Торопливо схватила из кучи самую большую книгу. На полуобгоревшей обложке золотом сверкнула надпись: «Словарь Даля».
-Так это же Даль!
– Да мне хоть Даль, хоть педаль, главное – толстая: гореть дольше будет. Что стала, как истукан, заходи в дом! Ты думаешь, косынку как чеченка подвязала, так я не пойму, что ты русская? Заходи, от греха подальше, а то изрисуют тебя наши джигиты по самое не могу.
Плотные листы занялись сразу и жарко.
-Здесь, милая, нельзя скакать как горный козёл: где придётся и как хочется. Сгинешь и поминай, как звали. Ты зачем к нам?
– За сыном приехала. В плену он. Сказали, здесь искать надо.
– Верно. Частенько возвращают. По частям, в мешке. И чаще без головы, чтобы не опознать было. А куда деваться матерям, берут в отчаянии…
А ты за живым или за мёртвым приехала? Живых генералам вашим в Ханкалу переправляют. На живых такса другая. Кому война, а кому мать родна. Что посерела? Знала, куда ехала.
В горах что-то ухнуло, дом задрожал.
-Не обращай внимания. Это по горам стреляют. С горами воюют. Думают, горы можно убить. Старые люди говорят, что раньше горы умели летать. Я верю. Если горы некому любить, они улетают. Посмотри, что мы сделали с горами! Кем мы стали? Зверьми, не знающими жалости! На погибель идем! Пропадем все, и больше ничего.
Её красивые с голубоватыми белками глаза помутнели. Она сорвала косынку, белые, как молоко волосы, космами пали на грудь. Слёзы горохом посыпались на прижатые к груди кулаки. Передо мной стояла молодая седая женщина, полная отчаяния и невысказанного горя.
Некоторое время молчали. За окном ударил дождь.
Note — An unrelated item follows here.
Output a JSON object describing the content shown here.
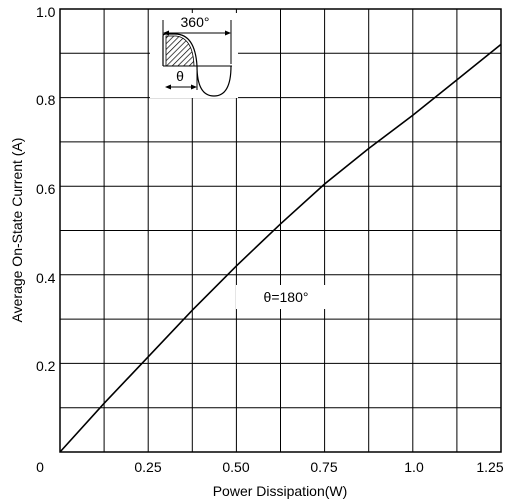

Мокрые плети без устали хлестали по стёклам. Горько вздохнула я в мучительной тоске по дому. Где-то затерялась в полях деревня моя: цветущий сад с могучими грушами, головастые подсолнухи в мёжах. Разве плохо мне жилось тогда? Хорошо жилось: вольно и радостно. И каждая былинка обнимала меня, каждый лучик солнца пронизывал жаром. От души кормила родящая натруженная земля. Ох, эта треклятая война! Что ни говори, что ни придумывай, а не убежать мне от нее. Видно у судьбы на меня свой расчет…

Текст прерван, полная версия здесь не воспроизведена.